The winner, first prize will be "Graceland." An honorary award does not think that'll give you money just like that ... At the risk of anyone to make full, un riesgo más que real, ganará quien más acierte, porque no me gusta dejar premios desiertos, y menos siendo el primero. Por primera vez además, en este blog se moderarán los comentarios, más que nada para que nadie vea las respuestas de nadie y no haya opción de copiar, que todos somos muy cucos… El Viernes a estas horas, publicaré las respuestas. Ahí van las frases.

Número 1.

Conversación entre hombre y mujer:
Mujer: ¿Has follado alguna vez salvajemente?
Hombre: ¿Acaso hay alguna otra manera de hacerlo?

Número 2.

Type drive: Are you a bounty hunter?
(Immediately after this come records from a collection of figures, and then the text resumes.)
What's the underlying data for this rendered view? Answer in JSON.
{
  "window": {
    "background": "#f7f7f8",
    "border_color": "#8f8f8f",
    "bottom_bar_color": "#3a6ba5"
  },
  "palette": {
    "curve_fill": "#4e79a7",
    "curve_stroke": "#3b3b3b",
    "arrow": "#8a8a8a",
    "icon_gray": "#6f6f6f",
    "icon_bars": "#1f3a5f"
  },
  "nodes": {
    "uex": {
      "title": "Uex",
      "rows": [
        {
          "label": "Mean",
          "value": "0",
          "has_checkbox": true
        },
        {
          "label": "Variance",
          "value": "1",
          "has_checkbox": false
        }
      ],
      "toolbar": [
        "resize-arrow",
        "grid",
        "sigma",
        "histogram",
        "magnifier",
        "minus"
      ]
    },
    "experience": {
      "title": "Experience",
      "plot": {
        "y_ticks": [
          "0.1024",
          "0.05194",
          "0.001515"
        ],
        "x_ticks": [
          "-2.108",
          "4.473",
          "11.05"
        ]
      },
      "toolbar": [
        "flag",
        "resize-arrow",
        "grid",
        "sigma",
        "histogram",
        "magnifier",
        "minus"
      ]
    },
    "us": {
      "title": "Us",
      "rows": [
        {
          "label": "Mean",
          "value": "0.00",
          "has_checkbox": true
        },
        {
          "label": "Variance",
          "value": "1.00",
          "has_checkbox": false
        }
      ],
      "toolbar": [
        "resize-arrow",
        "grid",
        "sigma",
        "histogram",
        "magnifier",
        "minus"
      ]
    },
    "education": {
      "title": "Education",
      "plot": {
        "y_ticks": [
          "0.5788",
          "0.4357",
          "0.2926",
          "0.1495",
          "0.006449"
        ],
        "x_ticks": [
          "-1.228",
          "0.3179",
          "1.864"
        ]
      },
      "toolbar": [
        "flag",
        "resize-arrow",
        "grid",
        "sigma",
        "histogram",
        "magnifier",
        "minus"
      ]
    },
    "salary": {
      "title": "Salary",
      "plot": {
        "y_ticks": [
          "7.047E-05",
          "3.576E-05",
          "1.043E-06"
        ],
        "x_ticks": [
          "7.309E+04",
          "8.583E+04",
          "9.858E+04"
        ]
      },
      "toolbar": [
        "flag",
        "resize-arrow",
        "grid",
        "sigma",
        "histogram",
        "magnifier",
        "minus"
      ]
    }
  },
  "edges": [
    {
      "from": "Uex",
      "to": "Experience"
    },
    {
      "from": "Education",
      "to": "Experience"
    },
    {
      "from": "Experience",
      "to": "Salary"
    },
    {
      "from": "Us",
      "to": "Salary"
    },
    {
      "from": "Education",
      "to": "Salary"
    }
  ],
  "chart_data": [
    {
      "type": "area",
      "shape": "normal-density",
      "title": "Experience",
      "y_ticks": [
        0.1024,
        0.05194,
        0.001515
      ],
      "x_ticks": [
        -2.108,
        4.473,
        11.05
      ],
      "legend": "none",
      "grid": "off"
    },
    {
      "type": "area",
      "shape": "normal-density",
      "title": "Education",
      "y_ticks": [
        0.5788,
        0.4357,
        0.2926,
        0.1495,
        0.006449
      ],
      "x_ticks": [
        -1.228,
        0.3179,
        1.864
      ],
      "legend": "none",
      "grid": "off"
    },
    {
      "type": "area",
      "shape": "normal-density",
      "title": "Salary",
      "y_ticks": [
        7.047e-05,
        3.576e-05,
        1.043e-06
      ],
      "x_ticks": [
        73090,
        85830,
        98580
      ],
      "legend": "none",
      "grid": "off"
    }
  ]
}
Type
hard (but less): Somehow you have to live.
hard Type: Dying is no way to live.

Number 3.

Man 1: Listen to what you put in the newspaper: "They raped a woman in Oakland" ...
Man 2: I've never been in Oakland! ...

Number 4.

Man: Yeah ... Sure ... you spent here, you stumbled and got involved with my wife the ...

Number 5.

Man: It may be silly, but I know what love is ...



clarify that all sentences are real, I have not invented any. Good luck.